FX Panel to Tackle Policy and Strategy at West Coast Conference

March 01, 2016

By Anne Friberg

Global growth and dollar strength highlight the impact of FX and the importance of a well-thought-out financial risk-management approach. 

Multinational companies are facing stiff headwinds when it comes to internationally growth, whether they’ve been around the block a few times or are relatively new on the global arena. A panel discussion at the EuroFinance conference in March will seek to aid FX managers as they deal with these headwinds.

Anne Friberg, The NeuGroup’s facilitator of two peer groups for multinational FX risk managers, will return to the EuroFinance conference on “Managing Rapid International Growth” in San Francisco to lead the panel discussion, entitled “The perpetual headaches of hedging.” And What are some of the challenges and solutions the panel will seek to cover?

Treasuries whose firms push into international markets are faced with many challenges, including just keeping up with the demands of supporting an expanding business with bank accounts, payments, collections and other process-related tasks that increase with scale. But in a currency-market environment, which after many years of relative stability has returned to high volatility driven by increasing interest-rate differentials, economic instability and political uncertainty, to name a few factors, FX is the most obvious challenge to manifest itself, and some companies are better prepared to deal with this than others.

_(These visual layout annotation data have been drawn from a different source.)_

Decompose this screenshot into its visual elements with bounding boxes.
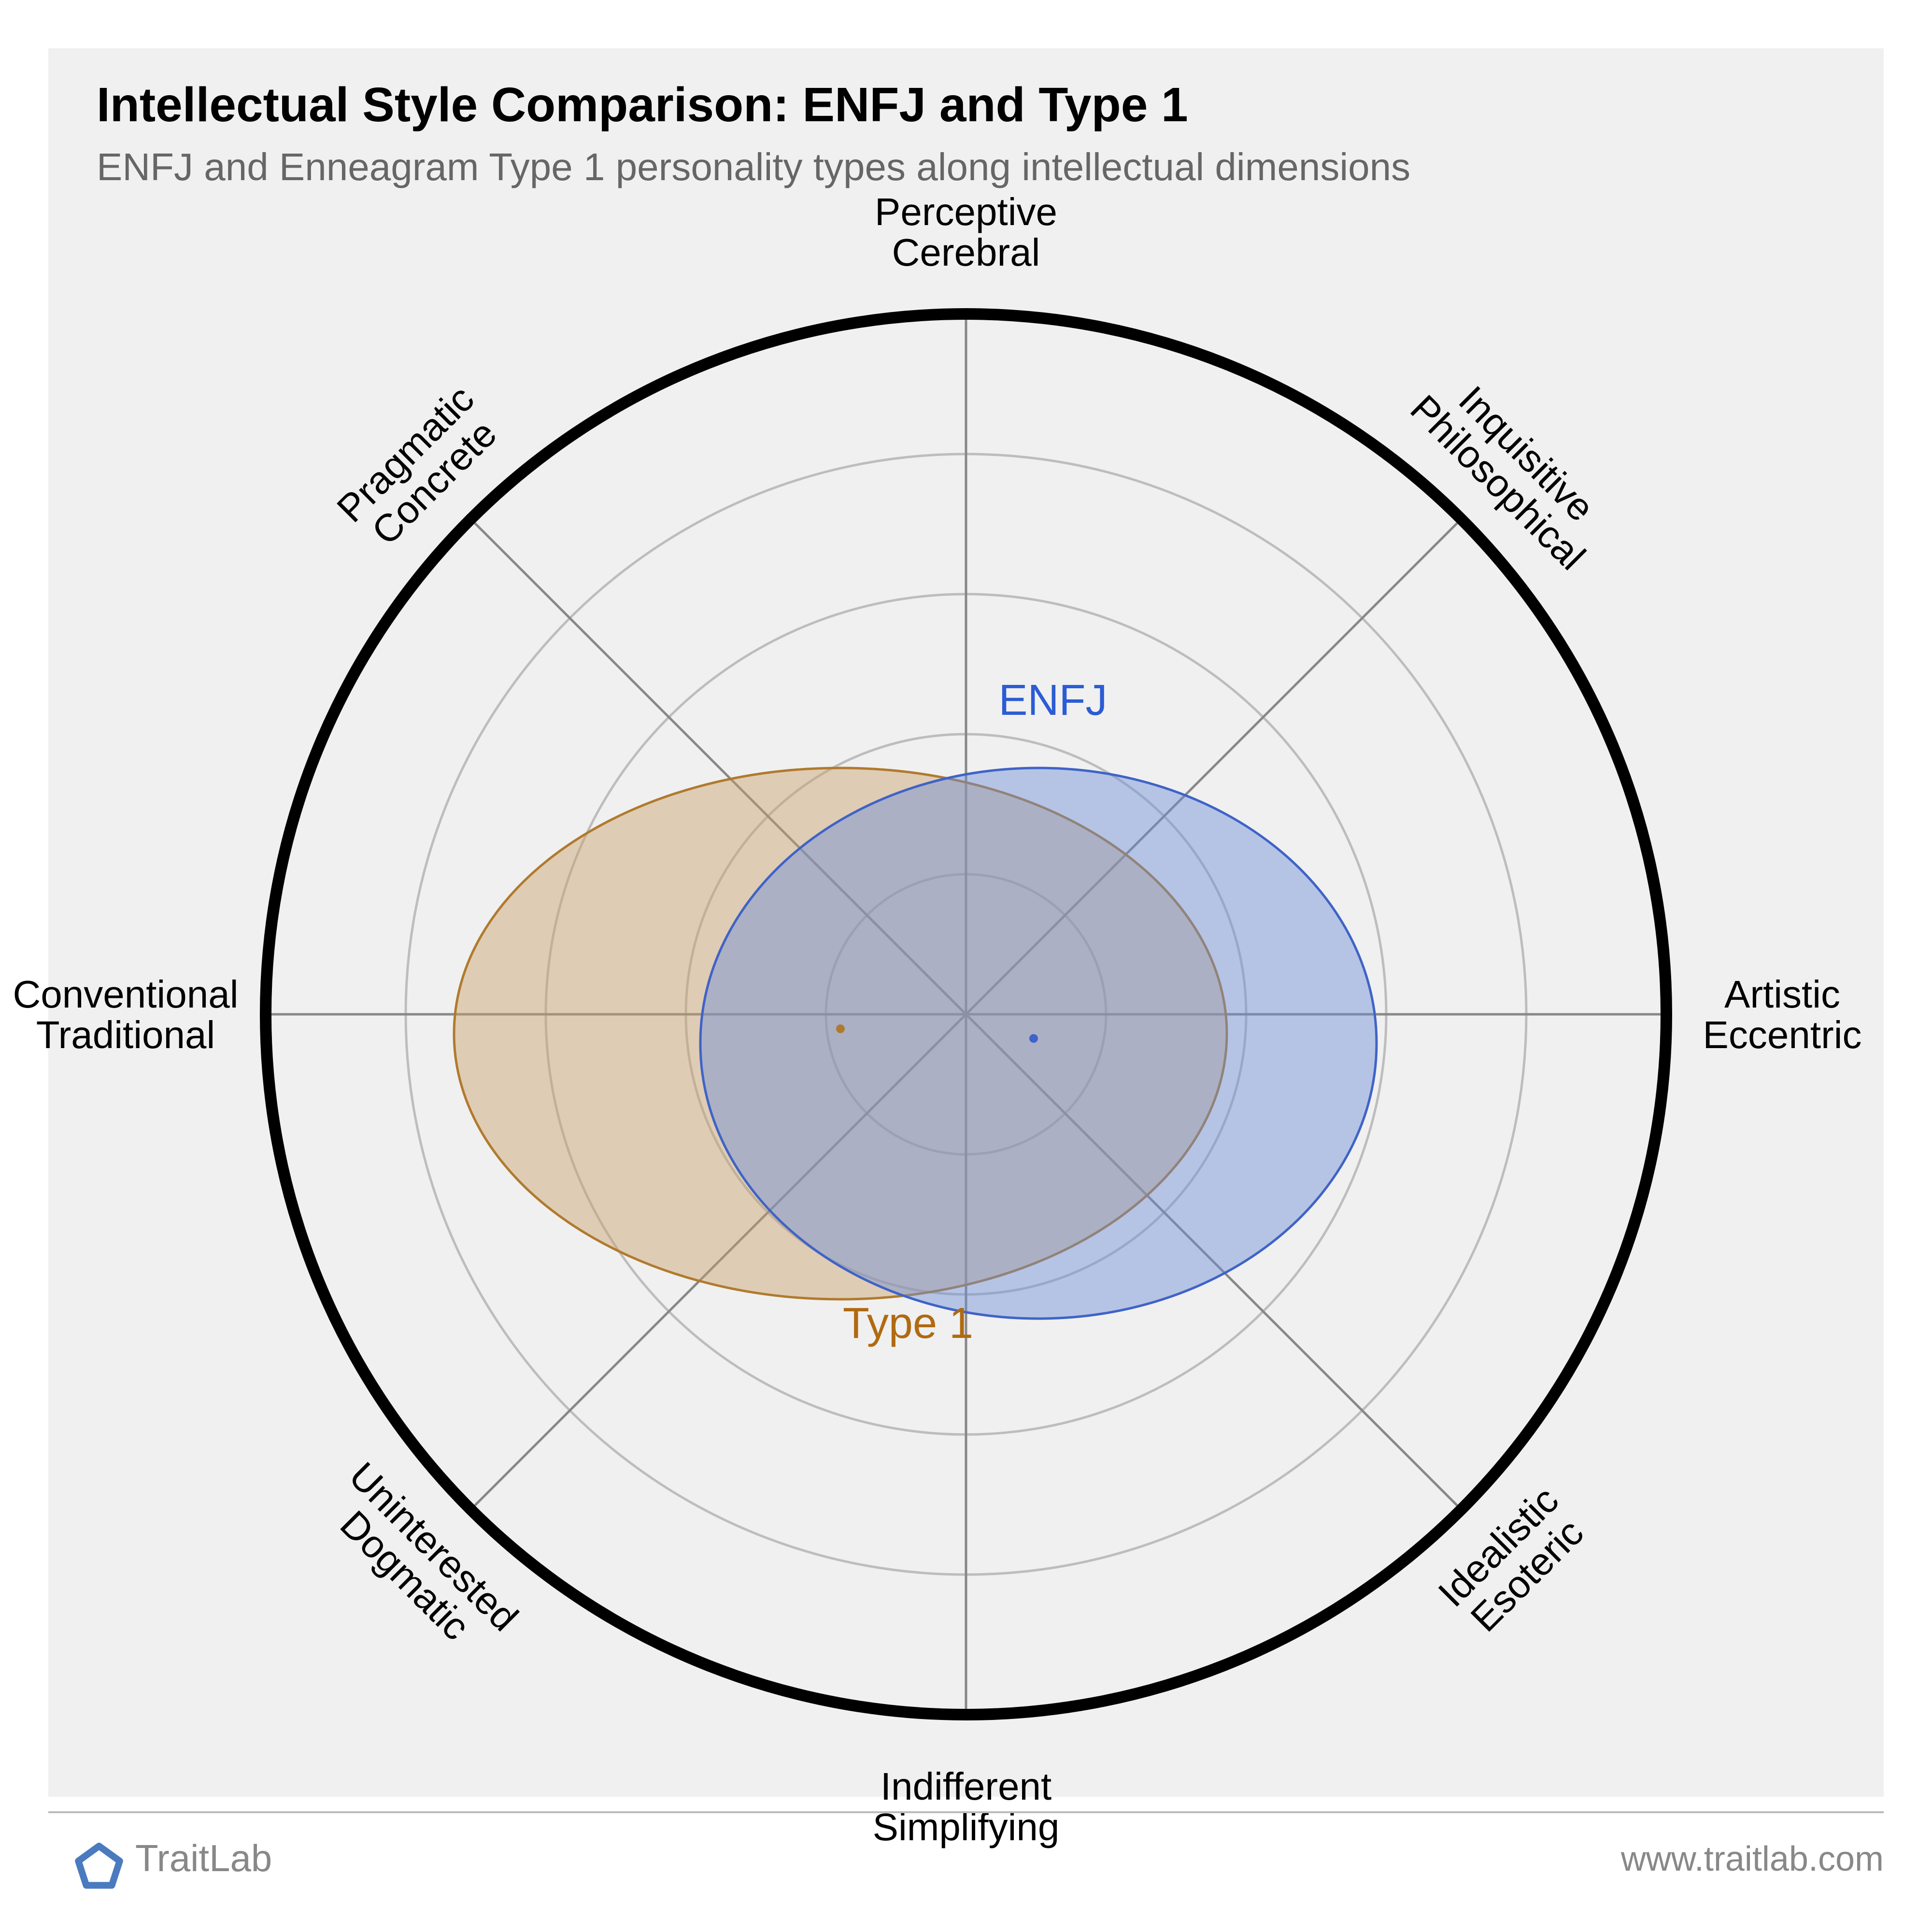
- axis-label: IndifferentSimplifying: [873, 1765, 1060, 1848]
- site-url: www.traitlab.com: [1621, 1839, 1884, 1879]
- svg-text:Perceptive: Perceptive: [875, 190, 1057, 233]
- brand-label: TraitLab: [135, 1836, 272, 1880]
- enfj-dot: [1029, 1034, 1038, 1043]
- svg-text:Artistic: Artistic: [1724, 973, 1840, 1016]
- enfj-ellipse: [700, 768, 1377, 1319]
- radar-chart: ENFJType 1PerceptiveCerebralInquisitiveP…: [0, 0, 1932, 1932]
- axis-label: ArtisticEccentric: [1703, 973, 1862, 1056]
- footer-divider: [48, 1811, 1884, 1813]
- traitlab-logo-icon: [72, 1840, 130, 1898]
- series-label: ENFJ: [999, 676, 1108, 724]
- svg-text:Indifferent: Indifferent: [881, 1765, 1051, 1808]
- svg-text:Conventional: Conventional: [13, 973, 239, 1016]
- axis-label: ConventionalTraditional: [13, 973, 239, 1056]
- svg-text:Eccentric: Eccentric: [1703, 1013, 1862, 1056]
- svg-text:Cerebral: Cerebral: [892, 231, 1040, 274]
- axis-label: PerceptiveCerebral: [875, 190, 1057, 274]
- type1-dot: [836, 1024, 845, 1033]
- series-label: Type 1: [843, 1299, 973, 1348]
- svg-text:Traditional: Traditional: [36, 1013, 215, 1056]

What are some of the reasons?

  • Plenty of natural offsets in the business—or not: A business by its nature and geography may benefit from a lot of natural offsets with assets and liabilities in matching currencies. This reduces the net exposures that need to be managed. However, many other companies do not have these advantages. Particularly firms with concentrated costs (e.g., personnel, manufacturing) and dispersed revenues may experience serious mismatches that need to be handled by treasury, for example via hedging or borrowing in a currency that offsets revenues. The latter may be difficult for a company with a short track record.
  • Existence or maturity of a hedge program: Younger and/or high-growth companies may be particularly challenged to deal with market volatility. Why? In addition to fewer reserves and a less-firm footing in the competitive landscape, they may have a less mature hedging program in place, maybe even one that does not yet have an established risk-management policy or defined objectives and therefore has not begun to routinely protect against FX fluctuations in a consistent way. If so, earnings volatility from FX fluctuations will soon show up on the financial statements, potentially spooking investors.
  • Solid risk management frameworks: Hedge policies need to be robust enough to provide risk mitigation no matter in which direction currencies move, and in accordance with each company’s risk tolerance and ability to absorb losses, FX-related cash outflows or both.

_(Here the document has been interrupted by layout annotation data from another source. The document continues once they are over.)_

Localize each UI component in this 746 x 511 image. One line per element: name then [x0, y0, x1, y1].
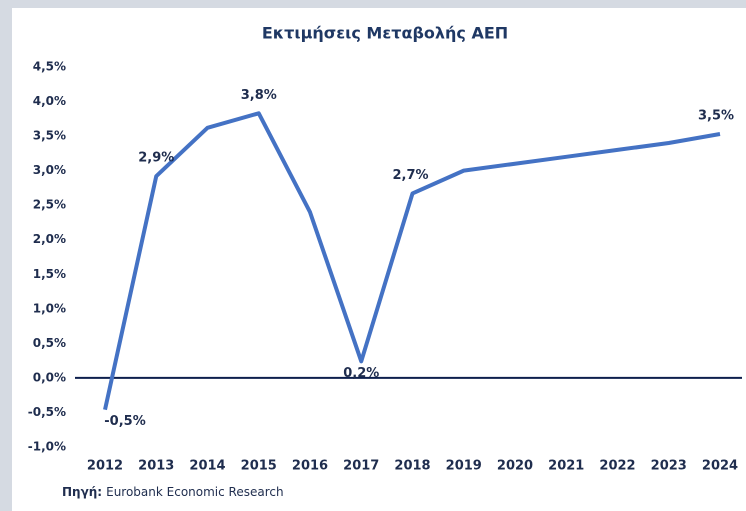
- y-tick-label: 0,0%: [33, 370, 66, 384]
- x-tick-label: 2023: [651, 459, 687, 474]
- source: Πηγή: Eurobank Economic Research: [62, 485, 284, 499]
- panel: [12, 8, 746, 511]
- y-tick-label: 1,0%: [33, 301, 66, 315]
- data-label: 0,2%: [343, 366, 379, 381]
- y-tick-label: 2,0%: [33, 232, 66, 246]
- source-label: Πηγή:: [62, 485, 102, 499]
- y-tick-label: 4,0%: [33, 94, 66, 108]
- x-tick-label: 2013: [138, 459, 174, 474]
- chart-title: Εκτιμήσεις Μεταβολής ΑΕΠ: [262, 24, 508, 43]
- y-tick-label: 1,5%: [33, 267, 66, 281]
- x-tick-label: 2015: [241, 459, 277, 474]
- x-tick-label: 2024: [702, 459, 738, 474]
- x-tick-label: 2014: [189, 459, 225, 474]
- y-tick-label: 0,5%: [33, 336, 66, 350]
- data-label: 2,9%: [138, 151, 174, 166]
- data-label: -0,5%: [104, 414, 145, 429]
- y-tick-label: 3,0%: [33, 163, 66, 177]
- x-tick-label: 2021: [548, 459, 584, 474]
- data-label: 3,8%: [241, 88, 277, 103]
- x-tick-label: 2012: [87, 459, 123, 474]
- line: [103, 111, 721, 411]
- x-tick-label: 2022: [599, 459, 635, 474]
- y-tick-label: 4,5%: [33, 60, 66, 74]
- x-tick-label: 2018: [394, 459, 430, 474]
- x-tick-label: 2020: [497, 459, 533, 474]
- y-tick-label: 2,5%: [33, 198, 66, 212]
- x-tick-label: 2017: [343, 459, 379, 474]
- source-text: Eurobank Economic Research: [106, 485, 284, 499]
- x-tick-label: 2016: [292, 459, 328, 474]
- y-tick-label: 3,5%: [33, 129, 66, 143]
- y-tick-label: -0,5%: [28, 405, 66, 419]
- data-label: 2,7%: [392, 168, 428, 183]
- x-tick-label: 2019: [446, 459, 482, 474]
- y-tick-label: -1,0%: [28, 440, 66, 454]
- data-label: 3,5%: [698, 109, 734, 124]
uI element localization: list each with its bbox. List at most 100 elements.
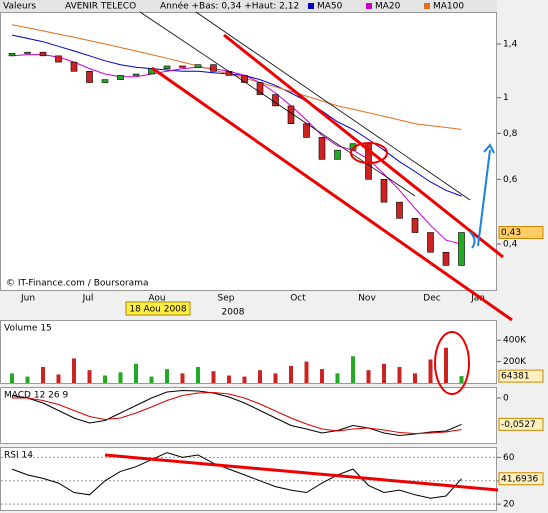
candle (334, 149, 341, 160)
moving-average (11, 24, 462, 130)
candle (132, 73, 140, 76)
candle (86, 71, 93, 83)
legend-label: MA50 (317, 2, 343, 12)
volume-bar (242, 376, 247, 383)
volume-bar (180, 373, 185, 383)
volume-bar (25, 376, 30, 383)
rsi-trend-line (104, 453, 499, 492)
volume-bar (382, 363, 386, 383)
legend-swatch (308, 3, 314, 9)
x-tick-label: Nov (358, 294, 376, 304)
y-tick-label: 0,8 (503, 129, 518, 139)
volume-bar (351, 356, 355, 383)
volume-bar (87, 370, 92, 383)
y-tick-label: 0,4 (503, 240, 518, 250)
candle (458, 232, 465, 266)
volume-bar (56, 374, 61, 383)
y-tick-label: 200K (503, 357, 527, 367)
candle (117, 75, 124, 80)
volume-bar (428, 359, 433, 383)
arrow-curve (469, 231, 476, 249)
trend-line-lower (151, 66, 513, 322)
year-range: Année +Bas: 0,34 +Haut: 2,12 (160, 1, 299, 12)
trend-line-thin (195, 11, 471, 201)
x-tick-label: Dec (423, 294, 440, 304)
date-label: 18 Aou 2008 (129, 305, 187, 315)
last-value-label: 41,6936 (501, 474, 538, 484)
candle (70, 61, 78, 72)
volume-bar (196, 366, 200, 383)
volume-bar (149, 376, 154, 383)
candle (39, 51, 47, 57)
legend-swatch (366, 3, 372, 9)
volume-bar (320, 369, 324, 383)
candle (55, 55, 62, 63)
stock-name: AVENIR TELECO (65, 2, 136, 12)
candle (380, 179, 388, 203)
y-tick-label: 0 (503, 394, 509, 404)
panel-title: RSI 14 (4, 451, 33, 461)
candle (411, 218, 419, 233)
volume-bar (10, 373, 14, 383)
volume-bar (134, 363, 138, 383)
volume-bar (289, 365, 293, 383)
y-tick-label: 1 (503, 93, 509, 103)
candle (256, 82, 264, 95)
header-bar (0, 0, 497, 12)
panel-title: MACD 12 26 9 (4, 391, 68, 401)
legend-label: MA20 (375, 2, 401, 12)
candle (396, 201, 403, 219)
last-value-box (498, 417, 544, 431)
volume-bar (103, 375, 107, 383)
volume-panel (0, 320, 497, 384)
candle (442, 251, 450, 266)
y-tick-label: 20 (503, 500, 515, 510)
candle (24, 51, 31, 54)
trend-line-upper (223, 33, 504, 259)
trend-line-thin (139, 11, 416, 197)
last-value-label: 0,43 (501, 228, 521, 238)
volume-bar (165, 369, 169, 383)
volume-bar (273, 373, 278, 383)
candle (303, 123, 310, 138)
highlight-ellipse (350, 142, 388, 164)
x-tick-label: Jul (82, 294, 94, 304)
source: © IT-Finance.com / Boursorama (6, 279, 148, 289)
candle (241, 75, 248, 83)
volume-bar (366, 370, 371, 383)
legend-swatch (424, 3, 430, 9)
price-panel (0, 12, 497, 291)
indicator-line (11, 452, 462, 499)
volume-bar (335, 373, 340, 383)
volume-bar (459, 376, 464, 383)
date-box (125, 301, 191, 316)
volume-bar (444, 347, 448, 383)
volume-bar (413, 373, 417, 383)
volume-bar (258, 370, 262, 383)
volume-bar (118, 372, 123, 383)
x-tick-label: Jun (20, 294, 35, 304)
volume-bar (227, 375, 231, 383)
last-value-label: -0,0527 (501, 420, 536, 430)
volume-bar (72, 358, 76, 383)
header-label: Valeurs (3, 2, 36, 12)
x-tick-label: Oct (290, 294, 306, 304)
candle (194, 64, 202, 68)
y-tick-label: 400K (503, 336, 527, 346)
last-value-box (498, 226, 544, 240)
volume-bar (41, 366, 45, 383)
y-tick-label: 0,6 (503, 175, 518, 185)
y-tick-label: 60 (503, 453, 515, 463)
year-label: 2008 (222, 308, 245, 318)
volume-bar (211, 371, 216, 383)
x-tick-label: Jan (470, 294, 485, 304)
candle (101, 79, 109, 83)
x-tick-label: Sep (218, 294, 235, 304)
candle (210, 64, 217, 72)
last-value-box (498, 472, 544, 486)
indicator-line (11, 389, 462, 437)
annotations (104, 11, 513, 492)
candle (427, 232, 434, 253)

    Whether a program performs equally well in “up or down” markets depends on the chosen level of hedge coverage, choice of instrument and the flexibility of the policy to permit a range of hedge tenors, ratios and instrument choice based on factors that can be observed. This may, for example, promote the development of a decision tree for hedge actions, with more or less leeway for any “view taking” on future rates and market conditions.

  • The team and its performance metrics: The more flexibility in a hedge program, the more important that the team in charge brings experience, market understanding and discipline to the table. Absent that, a more rigorously applied systematic approach may generate more steady results. The team also needs to be able to clearly link its goals to the key performance indicators (KPIs) they are benchmarked against. The board of directors, in turn, should understand what the program can and cannot do under its design and sign off on the FX objectives and metrics.    

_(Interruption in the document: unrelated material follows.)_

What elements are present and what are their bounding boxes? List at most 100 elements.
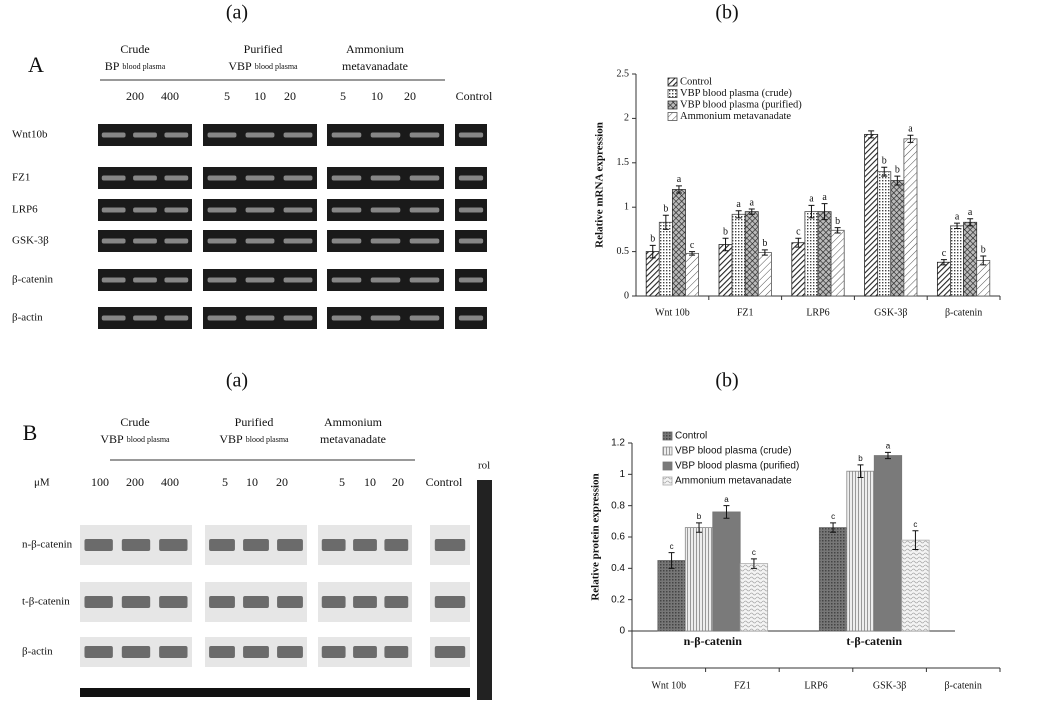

These and other considerations will be explored further when the panelists get together for the March 10 discussion (the EuroFinance conference itself runs March 9-10). Joining Ms. Friberg will be two NeuGroup members, Christian Bauwens, treasurer at Flextronics and Matt Post, director of treasury at QUALCOMM; also a panelist will be Scott Murcray, VP Finance Nanometrics and hedge accounting expert Helen Kane from HedgeTrackers. A summary of the panel conversation will be featured in a future issue of iTreasurer.